Bundles are not an OS X invention. They were in NextStep and, presumably independently as both arrived in 1989, RISC OS. Due to their NextStep heritage they also exist in GNUstep. Because the folder conventions are preserved, it would be perfectly feasible to produce an Allegro based fat binary that supported both GNUstep and PPC OS X out of the box as long as you didn't rely very heavily at all on any other common APIs being in place. OS X does retain a lot of its NextStep heritage, e.g. the base class for applications is still NSApplication, the thing representing a bundle is still NSBundle, and most things other than specifics of the widget set are carried over. My guess is that Intel OS X will expect to find its application binary in the same place in the bundle as you'd place an intel GNUstep though, so this possibility probably won't hang around for very much longer.
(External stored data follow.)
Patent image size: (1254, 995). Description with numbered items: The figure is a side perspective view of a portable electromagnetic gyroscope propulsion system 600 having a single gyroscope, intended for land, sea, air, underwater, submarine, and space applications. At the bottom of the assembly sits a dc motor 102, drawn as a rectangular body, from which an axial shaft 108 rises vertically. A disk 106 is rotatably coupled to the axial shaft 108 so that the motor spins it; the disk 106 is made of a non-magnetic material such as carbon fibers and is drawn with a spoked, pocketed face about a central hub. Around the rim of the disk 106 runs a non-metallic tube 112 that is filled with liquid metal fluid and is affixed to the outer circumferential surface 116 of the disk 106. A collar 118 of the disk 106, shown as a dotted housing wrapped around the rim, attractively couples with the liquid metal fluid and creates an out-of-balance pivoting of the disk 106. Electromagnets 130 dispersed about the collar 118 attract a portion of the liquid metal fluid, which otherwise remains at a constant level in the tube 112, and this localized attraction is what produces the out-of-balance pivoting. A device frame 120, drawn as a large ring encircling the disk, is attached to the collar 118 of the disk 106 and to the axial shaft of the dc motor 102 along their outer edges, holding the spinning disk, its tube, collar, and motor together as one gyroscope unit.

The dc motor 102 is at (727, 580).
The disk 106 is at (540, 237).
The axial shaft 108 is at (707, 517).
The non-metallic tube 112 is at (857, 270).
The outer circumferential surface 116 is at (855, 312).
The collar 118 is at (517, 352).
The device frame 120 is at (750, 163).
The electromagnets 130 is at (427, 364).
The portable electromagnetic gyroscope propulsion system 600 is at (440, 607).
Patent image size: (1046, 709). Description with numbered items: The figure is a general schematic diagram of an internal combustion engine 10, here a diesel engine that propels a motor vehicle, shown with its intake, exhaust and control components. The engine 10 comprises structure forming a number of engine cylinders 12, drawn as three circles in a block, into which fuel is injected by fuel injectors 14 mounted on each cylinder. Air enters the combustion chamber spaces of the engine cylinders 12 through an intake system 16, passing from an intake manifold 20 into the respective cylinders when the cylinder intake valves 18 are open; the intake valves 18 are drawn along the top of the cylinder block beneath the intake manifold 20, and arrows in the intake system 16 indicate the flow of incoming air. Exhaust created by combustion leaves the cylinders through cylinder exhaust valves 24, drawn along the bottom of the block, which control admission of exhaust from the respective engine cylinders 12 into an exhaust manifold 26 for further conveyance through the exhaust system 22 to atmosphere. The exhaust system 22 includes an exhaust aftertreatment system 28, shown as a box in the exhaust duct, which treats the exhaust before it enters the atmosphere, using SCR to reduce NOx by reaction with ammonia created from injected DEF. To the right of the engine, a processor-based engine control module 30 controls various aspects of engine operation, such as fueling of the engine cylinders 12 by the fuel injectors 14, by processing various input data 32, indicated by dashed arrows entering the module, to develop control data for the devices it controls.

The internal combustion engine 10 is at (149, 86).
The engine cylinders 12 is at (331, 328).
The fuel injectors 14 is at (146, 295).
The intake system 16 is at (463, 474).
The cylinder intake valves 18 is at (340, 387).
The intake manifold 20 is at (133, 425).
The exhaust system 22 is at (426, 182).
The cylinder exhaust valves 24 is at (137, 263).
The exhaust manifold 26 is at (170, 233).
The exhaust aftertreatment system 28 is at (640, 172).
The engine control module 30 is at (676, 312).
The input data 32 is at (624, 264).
In a sense the Application framework provides a third option for linking. Frameworks are essentially similar to DLLs and SOs (albeit better at versioning) and may be dynamically linked against as you'd expect. If you build a BSD style lib<whatever>.a then you can statically link against that. But you can also dynamically link against a framework and then include it in the bundle. That gives the usability advantages of static linking in that the user doesn't have to install any special frameworks or in any other way maintain multiple "files". It also means that a competent user could update the embedded framework with a newer version if they chose, so brings LGPL compatibility.

Allegro has been a confusion. As you see, Matthew prefers to use the commandline and does a reasonable amount by hand. I prefer to use XCode, the Apple |DE. As it turns out the project template provided by Allegro doesn't embed the framework even if you've built it to be embeddable. You'll see I've posted instructions to fix that to the Installation, Setup & Configuration forum + a substitution project template for users of XCode 2.0 or above. Now, when I press XCode's build button (or hit command+b!) it does everything necessary and leaves me with a perfectly formed bundle - no manual copying or editing of anything. So the process is really as simple as it could possibly be.

To Matt:

As you're at the commandline, have you performed

export MACOSX_DEPLOYMENT_TARGET=10.2
export NEXT_ROOT=/Developer/SDKs/MacOSX10.2.8.sdk

And added -L/Developer/SDKs/MacOSX10.2.8.sdk/usr/lib/gcc/darwin/3.3 to your linker somewhere so that you aren't just building for whatever version of OS X you have and upwards?

Matthew Leverton
Supreme Loser
January 1999
avatar

Quote:

As you're at the commandline, have you performed

No, I was unaware of any such options.

However, I think I am on gcc 3.3 via gcc_select. (I should be, unless I switched back to 4.) That's all it takes with Allegro to get it backward compatible with older versions. I know Peter Hull has an older version of OS X, and he was able to run my programs that were compiled with GCC 3 (but not 4).